Thermal and gamma-ray-induced density dilution in orthoferrosilite (FeSiO3): implications for photon shielding stability

Abstract

Orthoferrosilite (FeSiO₃), an iron-rich orthopyroxene, was investigated for its structural stability and photon attenuation performance under thermal and gamma-ray environments. This work provides the first quantitative linkage between temperature-dependent polyhedral expansion—specifically the pronounced dilation of FeO₆ octahedra versus rigid SiO₄ tetrahedra—and the resulting degradation in gamma-ray shielding efficiency.
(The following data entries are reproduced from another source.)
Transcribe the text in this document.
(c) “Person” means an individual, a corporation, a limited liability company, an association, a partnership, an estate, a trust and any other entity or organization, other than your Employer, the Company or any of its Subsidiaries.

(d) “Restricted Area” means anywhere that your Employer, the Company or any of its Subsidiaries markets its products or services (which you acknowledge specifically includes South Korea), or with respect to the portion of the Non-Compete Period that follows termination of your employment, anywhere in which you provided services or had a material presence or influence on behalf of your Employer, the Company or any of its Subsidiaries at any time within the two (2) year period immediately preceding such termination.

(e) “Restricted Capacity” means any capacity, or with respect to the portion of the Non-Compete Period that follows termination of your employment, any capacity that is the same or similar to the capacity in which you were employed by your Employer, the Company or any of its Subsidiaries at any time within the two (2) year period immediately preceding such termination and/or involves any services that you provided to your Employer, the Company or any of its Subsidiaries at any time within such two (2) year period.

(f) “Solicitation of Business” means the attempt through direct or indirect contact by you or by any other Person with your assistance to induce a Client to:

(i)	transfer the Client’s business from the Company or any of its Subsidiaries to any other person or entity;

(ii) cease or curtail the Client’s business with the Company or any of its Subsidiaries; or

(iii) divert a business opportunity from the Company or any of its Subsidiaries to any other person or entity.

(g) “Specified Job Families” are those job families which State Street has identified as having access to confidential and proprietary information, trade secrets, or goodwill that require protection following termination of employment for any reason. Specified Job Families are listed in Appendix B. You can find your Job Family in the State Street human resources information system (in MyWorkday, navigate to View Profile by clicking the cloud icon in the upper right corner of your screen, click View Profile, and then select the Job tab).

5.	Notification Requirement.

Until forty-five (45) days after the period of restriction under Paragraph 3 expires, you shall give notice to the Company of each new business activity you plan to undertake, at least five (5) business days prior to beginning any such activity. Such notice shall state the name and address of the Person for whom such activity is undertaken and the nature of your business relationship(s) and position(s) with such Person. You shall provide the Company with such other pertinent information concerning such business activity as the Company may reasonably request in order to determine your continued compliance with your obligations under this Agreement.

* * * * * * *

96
Unlike prior studies that treat shielding degradation as a bulk density effect, we establish a crystal-chemical mechanism directly correlating atomic-scale thermal response to macroscopic photon attenuation loss. High-temperature X-ray diffraction analysis revealed a density decrease of approximately 3.2% between 25 °C and 800 °C, driven primarily by the pronounced thermal expansion of FeO₆ octahedra compared to the minimal contraction of SiO₄ tetrahedra. Gamma radiation further reduced density, leading to a LAC by up to 9% at 1 MeV for the highest dose tested. Despite volumetric changes, the effective atomic number (Z_eff ≈ 21.5) and electron density (N_eff ≈ 3.2 × 10²³ e cm⁻³) remained constant, confirming that shielding degradation stems solely from density dilution, not altered interaction probabilities. A key distinction is established: thermally-induced expansion is largely reversible, whereas gamma-induced damage involves athermal defect accumulation with potential irreversibility—a critical insight for predicting long-term shielding performance in mixed-field environments. These results highlight the importance of microstructural stability for orthoferrosilite-based shielding in environments subject to thermal cycling or prolonged irradiation, and suggest pathways for material optimization through compositional tuning and composite design.